Perché i nuovi dazi non sono un errore. E cosa deve cambiare oggi chi esporta negli Stati Uniti
C’è un modo di affrontare la realtà che è proprio dei grandi imprenditori e dei leader lucidi: non fermarsi alle apparenze, ma cercare di comprendere le logiche profonde che muovono gli eventi.
Nel nostro lavoro, ogni giorno, ci troviamo a decostruire narrazioni semplicistiche e a rivelare scenari più complessi, ma anche più utili per chi vuole guidare davvero la propria impresa nel tempo che stiamo vivendo.
Oggi parliamo dei dazi americani, del ruolo del dollaro e di Donald Trump. Ma non per fare analisi politica. Lo facciamo perché questi temi hanno ricadute concrete sulle imprese italiane che esportano. E perché – come sempre – non è nei proclami che si trova la verità, ma nella capacità di leggere strategicamente i segnali.

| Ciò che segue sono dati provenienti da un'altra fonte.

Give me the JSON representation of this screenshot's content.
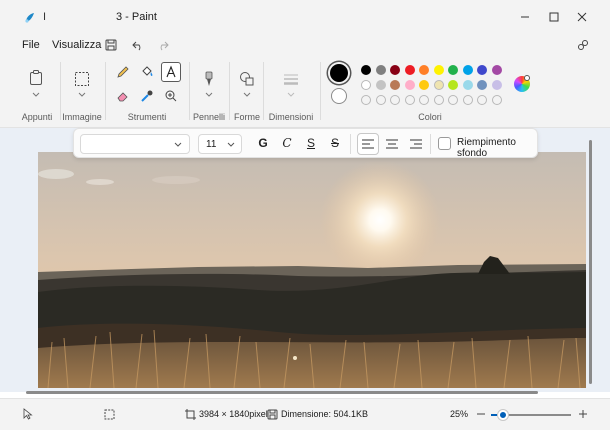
{
  "window": {
    "title_cursor": "I",
    "title": "3 - Paint"
  },
  "menu": {
    "file": "File",
    "view": "Visualizza"
  },
  "ribbon": {
    "groups": {
      "clipboard": "Appunti",
      "image": "Immagine",
      "tools": "Strumenti",
      "brushes": "Pennelli",
      "shapes": "Forme",
      "size": "Dimensioni",
      "colors": "Colori"
    },
    "active_tool": "text-tool",
    "color1": "#000000",
    "color2": "#ffffff",
    "palette_row1": [
      "#000000",
      "#7f7f7f",
      "#880015",
      "#ed1c24",
      "#ff7f27",
      "#fff200",
      "#22b14c",
      "#00a2e8",
      "#3f48cc",
      "#a349a4"
    ],
    "palette_row2": [
      "#ffffff",
      "#c3c3c3",
      "#b97a57",
      "#ffaec9",
      "#ffc90e",
      "#efe4b0",
      "#b5e61d",
      "#99d9ea",
      "#7092be",
      "#c8bfe7"
    ]
  },
  "textbar": {
    "font": "",
    "size": "11",
    "bold": "G",
    "italic": "C",
    "underline": "S",
    "strikethrough": "S",
    "fill_label": "Riempimento sfondo",
    "alignment": "left"
  },
  "status": {
    "dimensions": "3984 × 1840pixel",
    "filesize": "Dimensione: 504.1KB",
    "zoom": "25%",
    "zoom_level": 0.25
  }
}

Un errore? O un disegno strategico?
Molti, anche tra gli addetti ai lavori, liquidano l’aumento dei dazi deciso da Trump come una follia protezionista. Una misura sbagliata, che danneggerà tutti, che andrà ritirata, che non durerà.
Eppure, come racconta anche Federico Rampini, ciò che sembra impulsivo è in realtà profondamente voluto. Gli economisti vicini al pensiero “MAGA” (Make America Great Again) sono perfettamente consapevoli degli effetti dei dazi sul dollaro.
E non li temono. Li desiderano.
La teoria è semplice: un dollaro meno amato, meno forte, meno desiderato dai mercati mondiali, aiuterebbe gli Stati Uniti a reindustrializzarsi. Farebbe bene all’economia reale, stimolerebbe la produzione interna, rafforzerebbe l’occupazione. Sarebbe un antidoto alla “malattia olandese”: quella condizione in cui la ricchezza apparente (esportare la propria valuta) indebolisce le fondamenta produttive.

Cosa significa per chi esporta in America?
Significa una cosa molto semplice, che molti non vogliono sentire: non possiamo più sperare che la politica faccia marcia indietro. I dazi non sono una svista. Sono parte di una nuova strategia.
Quindi, continuare a fare affidamento sull’accesso agevolato al mercato americano è pericolosamente miope. Chi oggi esporta negli USA – o vorrebbe farlo – deve iniziare a ripensare la propria presenza sul mercato, con scelte concrete, realistiche, calibrate sulla propria dimensione.
In particolare:
- Valutare la possibilità di affidarsi a importatori o distributori locali più strutturati, già operativi sul mercato USA, in grado di assorbire parte del peso doganale;
- Analizzare con attenzione i margini netti per canale di vendita, per capire se esistono alternative commerciali più sostenibili;
- Creare alleanze temporanee o consorzi tra aziende italiane dello stesso territorio per condividere costi di logistica, rappresentanza, comunicazione;
- Diversificare con criterio, non per moda: un nuovo mercato estero si esplora solo se si hanno risorse (economiche, mentali e organizzative) per farlo;
- E infine, in alcuni casi, può avere senso valutare un presidio produttivo locale, ma solo se i volumi e le economie di scala lo rendono sostenibile: non è una soluzione per tutti, né da affrontare con leggerezza.
In Metis lo diciamo spesso: la strategia non è un piano scritto una volta per tutte. È una postura mentale. È capacità di leggere, adattarsi, prevedere.
Pensiero profondo, guida silenziosa
Non stiamo difendendo Trump. Non è questo il punto.
Stiamo dicendo che chi guida un’impresa oggi non può permettersi di pensare in bianco e nero. Deve leggere il mondo con lucidità, vedere le forze che si muovono dietro le dichiarazioni pubbliche. Deve avere il coraggio di cambiare paradigma.
Oggi più che mai serve un pensiero strategico profondo, colto, consapevole. Un pensiero che non urla, ma osserva. Che non rincorre i proclami, ma li decodifica. Che sa distinguere ciò che cambia da ciò che è mutato per sempre.
Chi lavora con noi lo sa: non vendiamo formule preconfezionate. Offriamo chiavi di lettura, strumenti, accompagnamento. Perché l’intelligenza strategica è la vera risorsa scarsa di oggi.